Que y a-t-il de commun entre un psychanalyste, un coco, un croyant (juif, musulman, huguenot ou catho) et Philippe Bouvard ? Ils sont tous des affreux réacs, partisans résolus de l’ordre et la morale, de la sacro-sainte tradition, des dogmes intouchables, du conservatisme le plus borné, des adeptes du statu quo, des dinosaures de la pensée figée (j’en passe et des meilleures).
En effet, ils se sont toujours trouvés, malgré des divergences évidentes sur un bon nombre de sujets, du même côté de la barrière, voire de la barricade (sans qu’on sache exactement qui était « l’idiot utile » -comme disait Lénine- de qui), dans des positions rétrogrades d’un obscurantisme aveugle.

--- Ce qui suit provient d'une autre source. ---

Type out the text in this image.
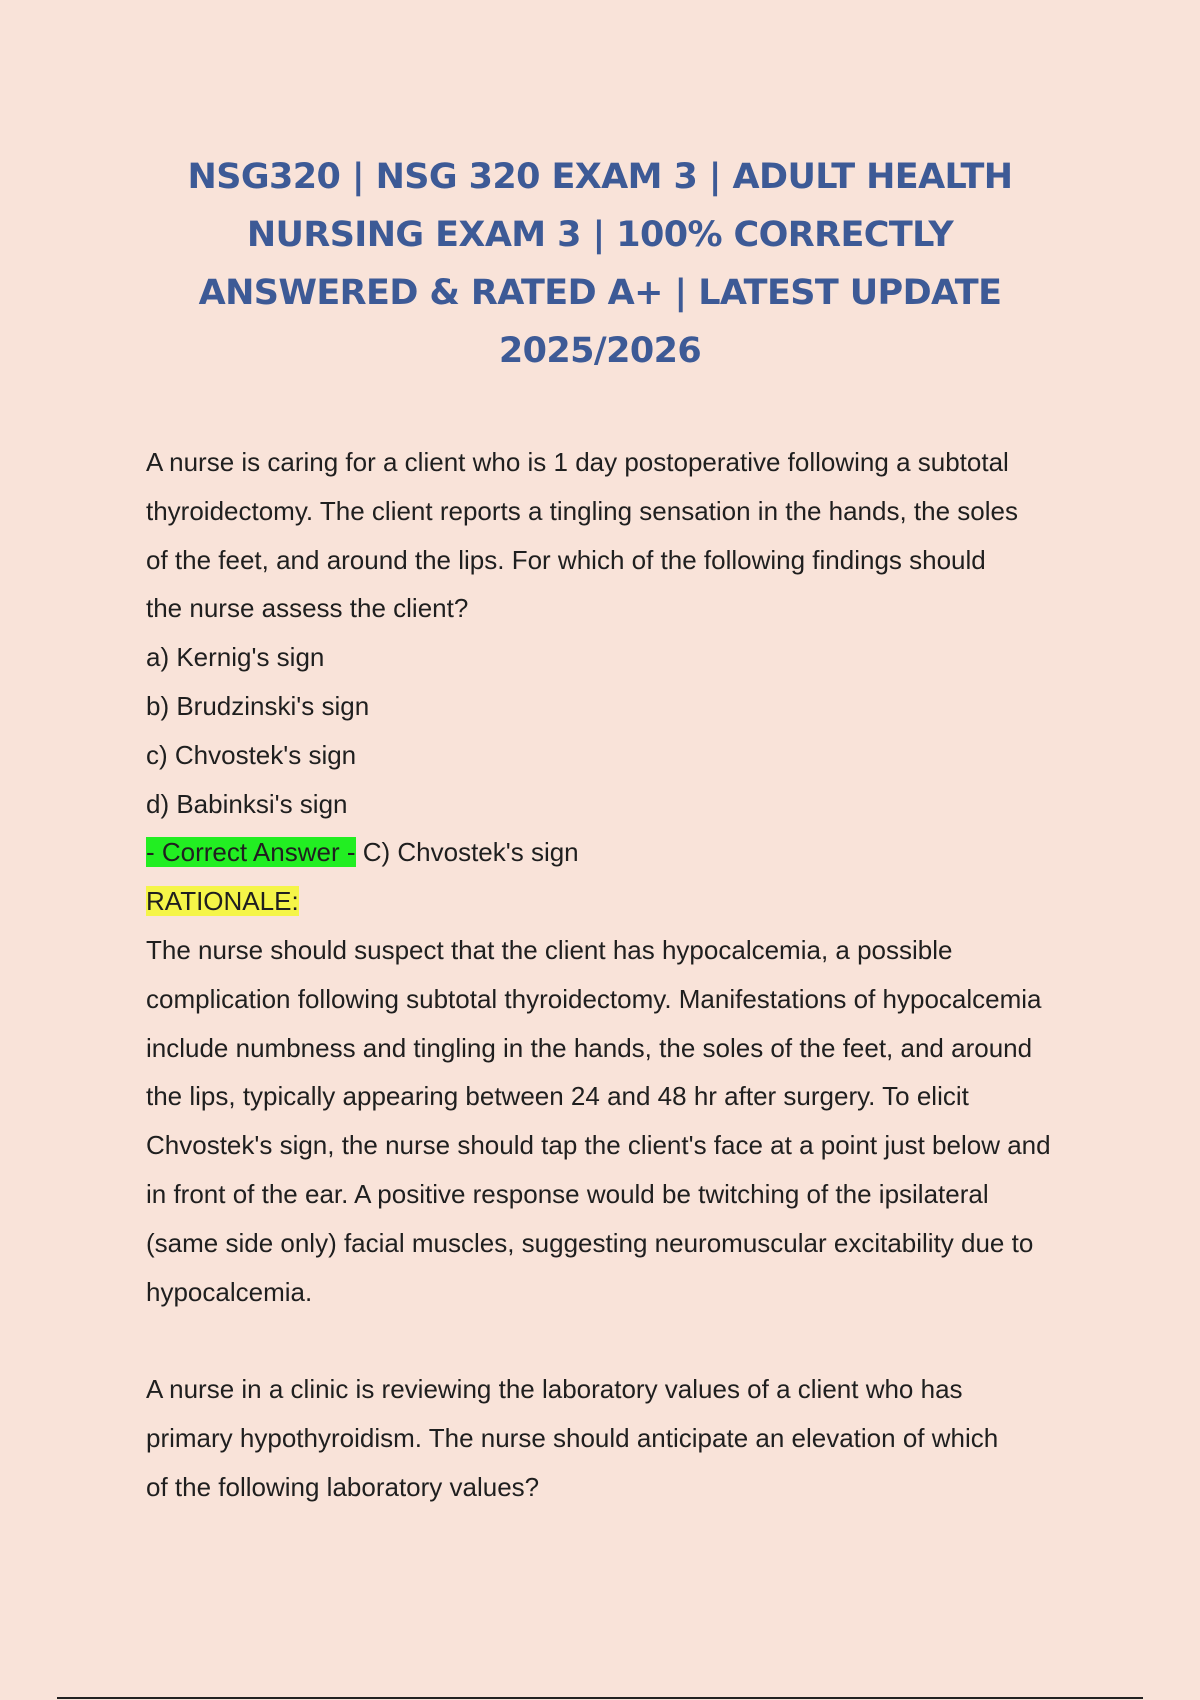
NSG320 | NSG 320 EXAM 3 | ADULT HEALTH NURSING EXAM 3 | 100% CORRECTLY ANSWERED & RATED A+ | LATEST UPDATE 2025/2026

A nurse is caring for a client who is 1 day postoperative following a subtotal thyroidectomy. The client reports a tingling sensation in the hands, the soles of the feet, and around the lips. For which of the following findings should the nurse assess the client?

a) Kernig's sign

b) Brudzinski's sign

c) Chvostek's sign

d) Babinksi's sign

- Correct Answer - C) Chvostek's sign

RATIONALE:

The nurse should suspect that the client has hypocalcemia, a possible complication following subtotal thyroidectomy. Manifestations of hypocalcemia include numbness and tingling in the hands, the soles of the feet, and around the lips, typically appearing between 24 and 48 hr after surgery. To elicit Chvostek's sign, the nurse should tap the client's face at a point just below and in front of the ear. A positive response would be twitching of the ipsilateral (same side only) facial muscles, suggesting neuromuscular excitability due to hypocalcemia.

A nurse in a clinic is reviewing the laboratory values of a client who has primary hypothyroidism. The nurse should anticipate an elevation of which of the following laboratory values?
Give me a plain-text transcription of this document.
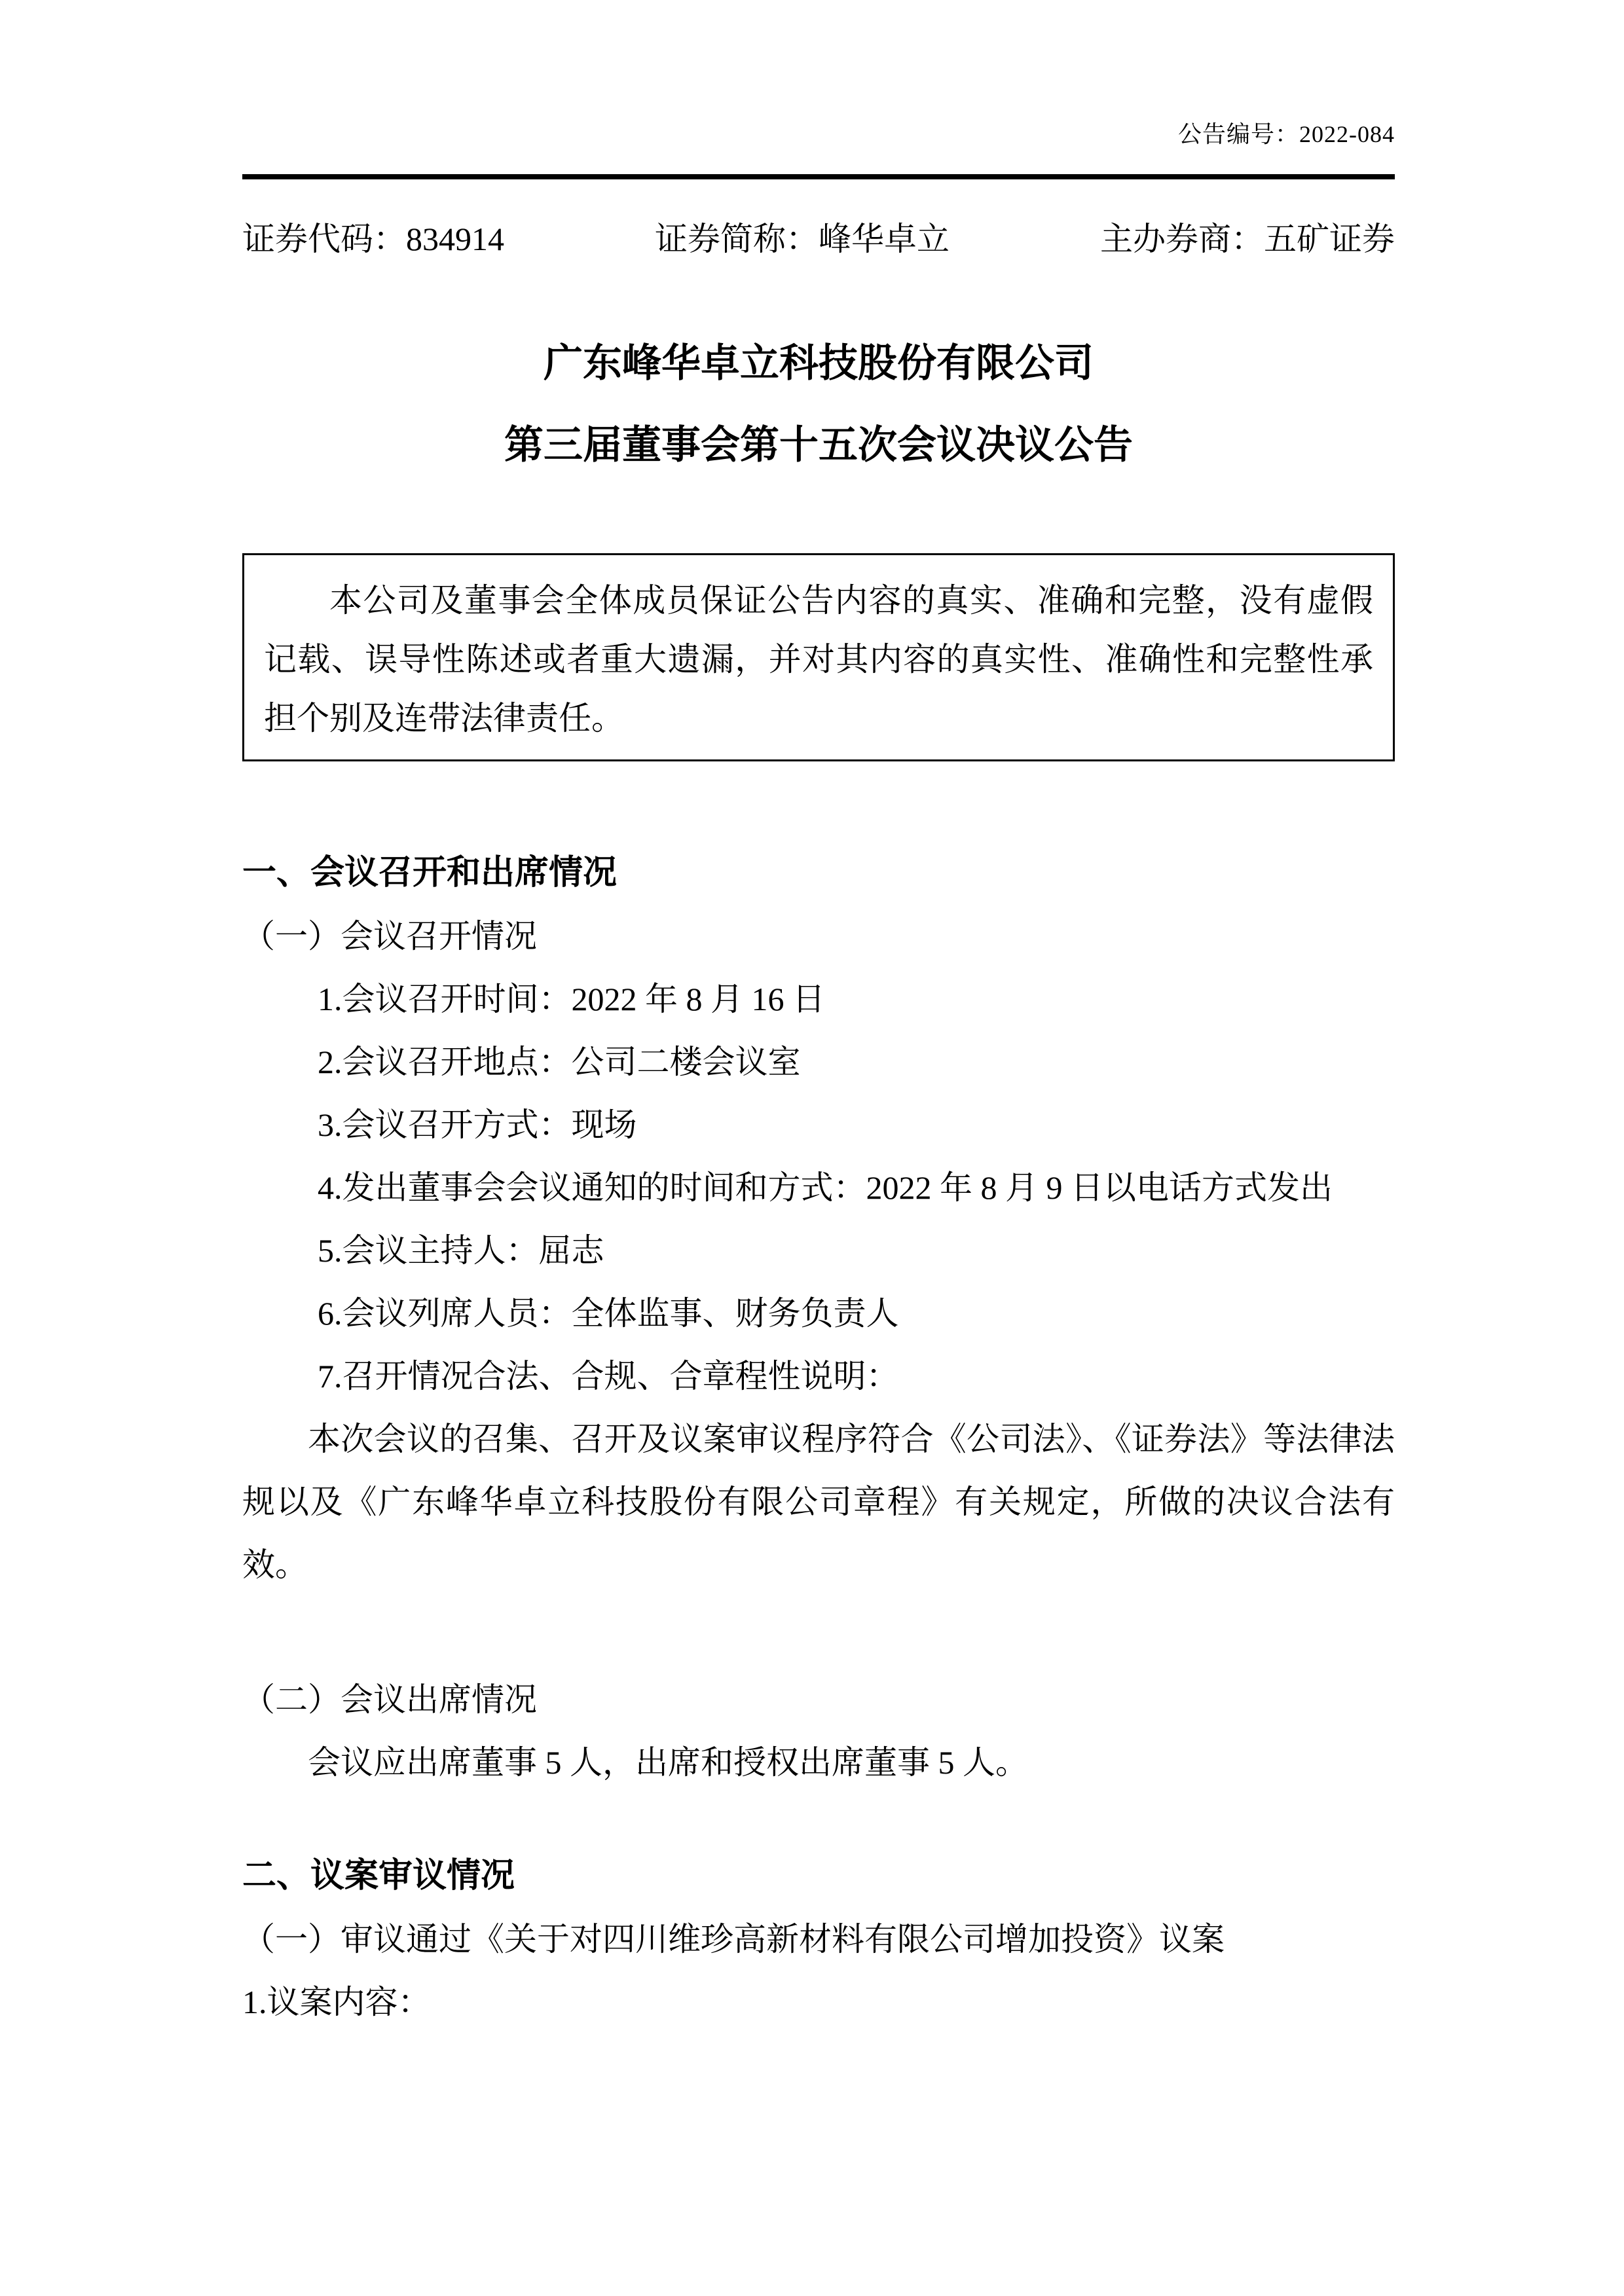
公告编号：2022-084
证券代码：834914	证券简称：峰华卓立	主办券商：五矿证券

广东峰华卓立科技股份有限公司

第三届董事会第十五次会议决议公告

本公司及董事会全体成员保证公告内容的真实、准确和完整，没有虚假记载、误导性陈述或者重大遗漏，并对其内容的真实性、准确性和完整性承担个别及连带法律责任。

一、会议召开和出席情况
（一）会议召开情况
1.会议召开时间：2022 年 8 月 16 日
2.会议召开地点：公司二楼会议室
3.会议召开方式：现场
4.发出董事会会议通知的时间和方式：2022 年 8 月 9 日以电话方式发出
5.会议主持人：屈志
6.会议列席人员：全体监事、财务负责人
7.召开情况合法、合规、合章程性说明：

本次会议的召集、召开及议案审议程序符合《公司法》、《证券法》等法律法规以及《广东峰华卓立科技股份有限公司章程》有关规定，所做的决议合法有效。

（二）会议出席情况

会议应出席董事 5 人，出席和授权出席董事 5 人。

二、议案审议情况
（一）审议通过《关于对四川维珍高新材料有限公司增加投资》议案
1.议案内容：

Pour mémoire : hostiles à la contraception et à l’avortement (les cocos trouvant ce genre de préoccupations éminemment « bourgeoises », comme de bien entendu); opposés à la distribution de seringues stériles et des substances de substitution (méthadone, Subutex) pour les toxicomanes, provoquant ainsi des milliers de morts; défavorables au PACS et, tout récemment, au mariage et à l’adoption des couples homos.
Concernant les différentes religions, on peut se dire que c’est « de bonne guerre » ; en tout cas, qu'on peut leur trouver disons des "excuses", car elles sont "cohérentes" avec leurs principes. Pour ce qui est des psychanalystes et des communistes, c'est sans excuse aucune et l’Histoire se chargera de leur en demander des comptes (à supposer qu'il en reste encore quelques uns...).
Vous vous dites, sans doute, que mon anti-psychanalysme (forcément primaire) est à l’origine de ce discours de procureur général. Détrompez-vous. Pour une fois, ce n’est pas moi qui le dis, mais Laurent Joffrin, éditoraliste du Nouvel Obs: "Une partie des psychanalystes, qui lisent dans Freud comme les islamistes dans le Coran, affirment la nocivité de l'homoparenté."
Mais il y a pire que Joffrin et moi réunis! Si, si, c'est possible! Car voilà que c'est justement une historienne de la psychanalyse, Élisabeth Roudinesco en personne, qui va jusqu’à dresser l’acte d’accusation vis-à-vis de ses propres coreligionnaires.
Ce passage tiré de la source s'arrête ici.